In 10 years, we’ll [look] back to today as the Stone Age, where people had to die of cancer and there was poverty in many places around the world. That’s what I hope technology can actually bring, and what I believe will actually happen. There will be other obstacles along the way such as energy which will be a big bottleneck.
Fundamentally it will be a technology of empowerment.
What’s the Internet going to look like? Lately, a lot of people have been questioning whether it’s broken, given the concentration of power in the hands of a few companies, algorithms becoming black boxes and ultimately the generation of negative externalities. Now, with AI, it’s going to change the whole game?
The cost of generating content will basically go to zero. [AI generated] content that is indistinguishable from reality and very sophisticated will [see its cost of production] go to zero. Most of the traffic on the Internet will not be human. Currently, the AIs we have are passive systems, but they will turn into agents. You tell an AI system, “please do this task,” and currently this action translates into just one query – in the future they will be executing multiple steps, going to the Internet, looking for the answer, and maybe even taking action on the Internet, and then going back to the user. It will be much more complicated, a lot of the traffic will be AI.
Currently, by default, we trust things on the Internet.
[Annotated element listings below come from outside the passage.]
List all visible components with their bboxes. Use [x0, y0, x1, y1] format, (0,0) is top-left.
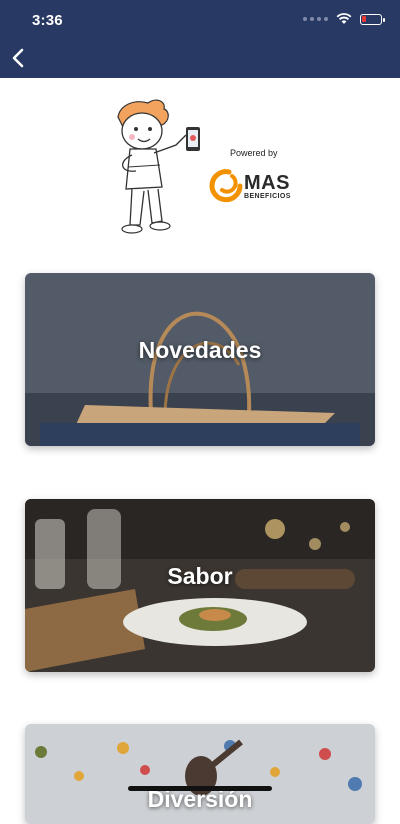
status-time: 3:36 [32, 12, 63, 29]
home-indicator[interactable] [128, 786, 272, 791]
app-header: 3:36 [0, 0, 400, 78]
battery-icon [360, 13, 385, 25]
chevron-left-icon [12, 48, 24, 68]
category-card-diversion[interactable]: Diversión [25, 724, 375, 824]
brand-subtitle: BENEFICIOS [244, 193, 291, 200]
category-card-novedades[interactable]: Novedades [25, 273, 375, 446]
wifi-icon [336, 13, 352, 24]
category-card-sabor[interactable]: Sabor [25, 499, 375, 672]
back-button[interactable] [6, 44, 30, 72]
category-label: Sabor [167, 563, 233, 589]
powered-by-label: Powered by [230, 148, 278, 158]
category-label: Novedades [138, 337, 262, 363]
brand-name: MAS [244, 172, 290, 194]
status-icons [303, 13, 385, 25]
signal-icon [303, 17, 328, 21]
We see things that we think are generated by a person that actually thought about something and decided to communicate a certain piece of information on social media, for example. I think this dynamic will completely flip around. By default, we will actually not trust what we see on the Internet. We will need to prove what is real.
I think it will be a very different place. I do worry about it becoming even more centralised. That was the big change that occurred from the 2000s to today. We had this open place for innovation, with all these different websites and creators, and then it became much more centralised. There is a danger that because of AI it becomes even more centralised.
Is it possible for AI to have an identity? I don’t want to use the term ‘consciousness,’ but will they eventually become a ‘being’?
Yes. However, we should be very careful to keep a distinction, rather than accepting that these things might be considered persons. Even just simply for the reason that humans will fall in love with these things, right? They already have these dating AIs and things like that – in the next few years you will have thousands of people fall deeply in love with an AI, and they will just not accept the idea that these systems should not have personhood. But they're still not humans.
I think that that distinction is very important, so we need to build a completely new framework about how to think about machines and these issues, it will be somewhat complicated.